Don't transform the whole vision at once, nor slice all goals. Start from the most important parts, and stop when there's enough stories for a week or two. When those are in production (or a demo environment), continue slicing.

BDD

Ensure constant (daily, hourly) communication between customers, testers & developers, building the understanding of the requirements into executable specifications (tests) and driving the questions by trying to write the specifications to be executable.

Clean architecture

Pay attention to architecture! Test-first doesn't guarantee your architecture is good, it just guarantees bad architecture will make your tests complex (a valuable canary in the mine).

Understand the difference between domain code & code facing 3rd party libs & frameworks. Push them apart.

Learn to apply SOLID and 4 rules of simple design. Apply them everywhere, every minute (in every refactoring, see below).

TDD

Test-drive the crap out of chunks of logic in your programs.
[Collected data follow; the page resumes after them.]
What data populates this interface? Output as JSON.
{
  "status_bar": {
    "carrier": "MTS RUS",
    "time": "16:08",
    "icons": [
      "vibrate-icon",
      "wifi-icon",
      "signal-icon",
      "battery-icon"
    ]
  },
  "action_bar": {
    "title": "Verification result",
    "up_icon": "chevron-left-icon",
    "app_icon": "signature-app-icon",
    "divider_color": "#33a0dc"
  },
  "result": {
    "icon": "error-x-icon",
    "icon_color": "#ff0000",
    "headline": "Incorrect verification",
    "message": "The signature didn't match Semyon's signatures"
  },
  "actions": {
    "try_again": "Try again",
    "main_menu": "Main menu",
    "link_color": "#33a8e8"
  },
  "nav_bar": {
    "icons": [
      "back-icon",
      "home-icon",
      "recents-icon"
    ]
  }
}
It always does more than you see at first glance.

Thorns before the gold: First test the crappy situations, leave the happy path for last.

Don't forget to refactor, refactor, refactor. Clean up the code you just added/modified, and then clean up a bit around it.

Types

Start using a type-system. Types are just a bunch of tests you write more quickly.

Collaborate!

If you can't collaborate in any other way, at least review code regularly. Rotate reviewers all the time. Everyone's code should be reviewed and everyone should review code.

If you can, add pair programming & mob programming to the mix.

Pair programming is not two people doing the same job. It's two people doing the same job 4 times faster. (Why? Because all decisions the developers make are drastically improved. And developers make decisions all the time.)

About debugging & observability tools

In short, to me they look like manual processes which should be as automated as possible.

What do you do when you debug? You set a breakpoint and watch the state of the code when the execution arrives on it. The breakpoint should be a function call. The state should be the result value. Refactor the function into existence and write a test for it. You should not have an intimate knowledge of the debugger. Use it but you shouldn't have to use it often.

Everything you observe using observability tools can be observed by a machine. (Actually, a machine observes it first, then delivers it to you in a pretty format so you can make sense of it.) Write smoke, performance, security and other types of tests. That way you clarify the requirements (functional and the other ones) and write them down in an executable way so checking if they still hold requires pressing a button and reading the results. Like debugging, I'm all for observability, but automate what you can.

TL;DR

If it's truly a problem of a broken CI pipeline, you're in luck. Go read Charity's article and do everything she advises.

However, from my experience in IT, you usually have a bigger problem than that. Start applying the above practices to your development workflow. It's hard but worth it.